These values make intuitive sense to me. A word in Latin conveys more information than a word in English because it carries more inflectional morphemes. (The Voynich numbers are just thrown in for fun, since we don't know what they convey).

From these values, it looks like a glyph from the Rohonc codex conveys more information than a character in English or Latin. That seems like the right answer given the number of symbols in the system. But how do we use that information to calculate the size of the text?

Letters convey phonological information, but words convey meaning, so the size of a text in letters means something different from the size in words, and we have to do some conversion to get from one to the other.

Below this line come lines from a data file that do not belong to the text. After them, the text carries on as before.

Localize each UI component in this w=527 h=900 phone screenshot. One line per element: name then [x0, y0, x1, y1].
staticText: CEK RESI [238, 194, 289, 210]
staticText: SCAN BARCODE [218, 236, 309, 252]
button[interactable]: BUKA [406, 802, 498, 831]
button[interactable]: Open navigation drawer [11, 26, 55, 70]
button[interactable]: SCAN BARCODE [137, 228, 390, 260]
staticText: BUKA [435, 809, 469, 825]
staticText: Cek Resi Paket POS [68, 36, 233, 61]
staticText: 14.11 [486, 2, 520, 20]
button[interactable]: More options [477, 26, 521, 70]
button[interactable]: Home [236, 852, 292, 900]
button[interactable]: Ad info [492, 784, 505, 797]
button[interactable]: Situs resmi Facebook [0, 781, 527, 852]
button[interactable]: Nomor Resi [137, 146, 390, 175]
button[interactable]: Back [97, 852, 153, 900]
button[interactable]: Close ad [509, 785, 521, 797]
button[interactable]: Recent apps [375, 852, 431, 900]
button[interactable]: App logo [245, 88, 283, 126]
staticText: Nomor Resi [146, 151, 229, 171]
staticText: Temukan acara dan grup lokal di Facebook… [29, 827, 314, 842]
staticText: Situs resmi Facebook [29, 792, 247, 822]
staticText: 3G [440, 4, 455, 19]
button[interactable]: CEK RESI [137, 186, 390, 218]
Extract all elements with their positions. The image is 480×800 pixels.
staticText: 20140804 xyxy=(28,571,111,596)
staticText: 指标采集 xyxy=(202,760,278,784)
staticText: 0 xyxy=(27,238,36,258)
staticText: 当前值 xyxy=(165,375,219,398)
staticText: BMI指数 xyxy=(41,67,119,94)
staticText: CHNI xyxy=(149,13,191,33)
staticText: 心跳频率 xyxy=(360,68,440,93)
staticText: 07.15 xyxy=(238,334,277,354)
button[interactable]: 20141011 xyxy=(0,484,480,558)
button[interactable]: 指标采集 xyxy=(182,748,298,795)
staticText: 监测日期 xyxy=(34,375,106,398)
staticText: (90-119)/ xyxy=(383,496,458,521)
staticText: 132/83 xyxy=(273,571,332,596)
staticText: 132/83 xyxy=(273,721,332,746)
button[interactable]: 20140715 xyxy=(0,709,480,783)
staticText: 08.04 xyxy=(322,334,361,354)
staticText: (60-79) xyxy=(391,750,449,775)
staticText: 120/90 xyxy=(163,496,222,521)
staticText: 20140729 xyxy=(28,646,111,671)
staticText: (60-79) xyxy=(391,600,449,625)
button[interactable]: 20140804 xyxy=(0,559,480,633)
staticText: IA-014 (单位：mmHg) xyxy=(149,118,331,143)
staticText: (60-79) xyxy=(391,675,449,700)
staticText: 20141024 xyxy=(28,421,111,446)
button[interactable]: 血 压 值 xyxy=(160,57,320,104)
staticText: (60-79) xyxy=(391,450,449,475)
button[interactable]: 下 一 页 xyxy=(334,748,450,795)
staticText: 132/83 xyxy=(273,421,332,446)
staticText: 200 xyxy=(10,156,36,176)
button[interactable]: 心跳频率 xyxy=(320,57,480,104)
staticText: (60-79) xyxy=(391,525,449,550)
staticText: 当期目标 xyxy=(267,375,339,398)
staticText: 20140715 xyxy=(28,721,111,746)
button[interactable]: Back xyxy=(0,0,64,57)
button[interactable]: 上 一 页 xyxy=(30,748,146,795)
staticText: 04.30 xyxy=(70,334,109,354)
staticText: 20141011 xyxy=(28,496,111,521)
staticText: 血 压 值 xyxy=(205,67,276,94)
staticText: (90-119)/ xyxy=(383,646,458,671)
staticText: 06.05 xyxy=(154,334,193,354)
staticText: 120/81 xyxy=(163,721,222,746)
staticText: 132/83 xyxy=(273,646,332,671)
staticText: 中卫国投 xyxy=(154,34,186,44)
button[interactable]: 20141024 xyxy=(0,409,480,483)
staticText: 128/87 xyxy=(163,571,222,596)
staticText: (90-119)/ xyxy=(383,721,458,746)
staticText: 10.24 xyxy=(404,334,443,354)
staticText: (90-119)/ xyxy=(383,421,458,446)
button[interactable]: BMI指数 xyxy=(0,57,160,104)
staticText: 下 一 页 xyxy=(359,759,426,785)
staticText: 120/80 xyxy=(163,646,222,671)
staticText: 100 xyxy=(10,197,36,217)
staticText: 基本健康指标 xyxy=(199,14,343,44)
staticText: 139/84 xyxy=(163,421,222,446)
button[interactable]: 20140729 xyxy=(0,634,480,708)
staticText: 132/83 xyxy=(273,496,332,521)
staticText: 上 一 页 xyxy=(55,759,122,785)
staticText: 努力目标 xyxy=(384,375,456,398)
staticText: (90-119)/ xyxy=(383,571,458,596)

If we assume the Rohonc script is primarily phonological and roughly as efficient as English and Latin, then the size of the text in phonological terms would be about:

    5.9 bits/glyph x 60,142 glyphs = 354,837.8 bits

This would be equivalent to a Latin text of length:

    354,837.8 bits ÷ 4.1 bits/letter = 86,545.8 letters

If the underlying language were Latin, then given the number of letters per Latin word (5.2), we could calculate the expected number of Latin words. That would be:

    86,545.8 letters ÷ 5.2 letters/word = 16,643.4 words

Given this, if the language were Latin, then each word would consume about 3.6 Rohonc glyphs. That is 60,142 glyphs ÷ 16,643.4 words = 3.6 glyphs/word. If the language were English, each word would consume 2.8 glyphs/word. Probably it is safe to assume Rohonc words are 3-4 glyphs long, on average.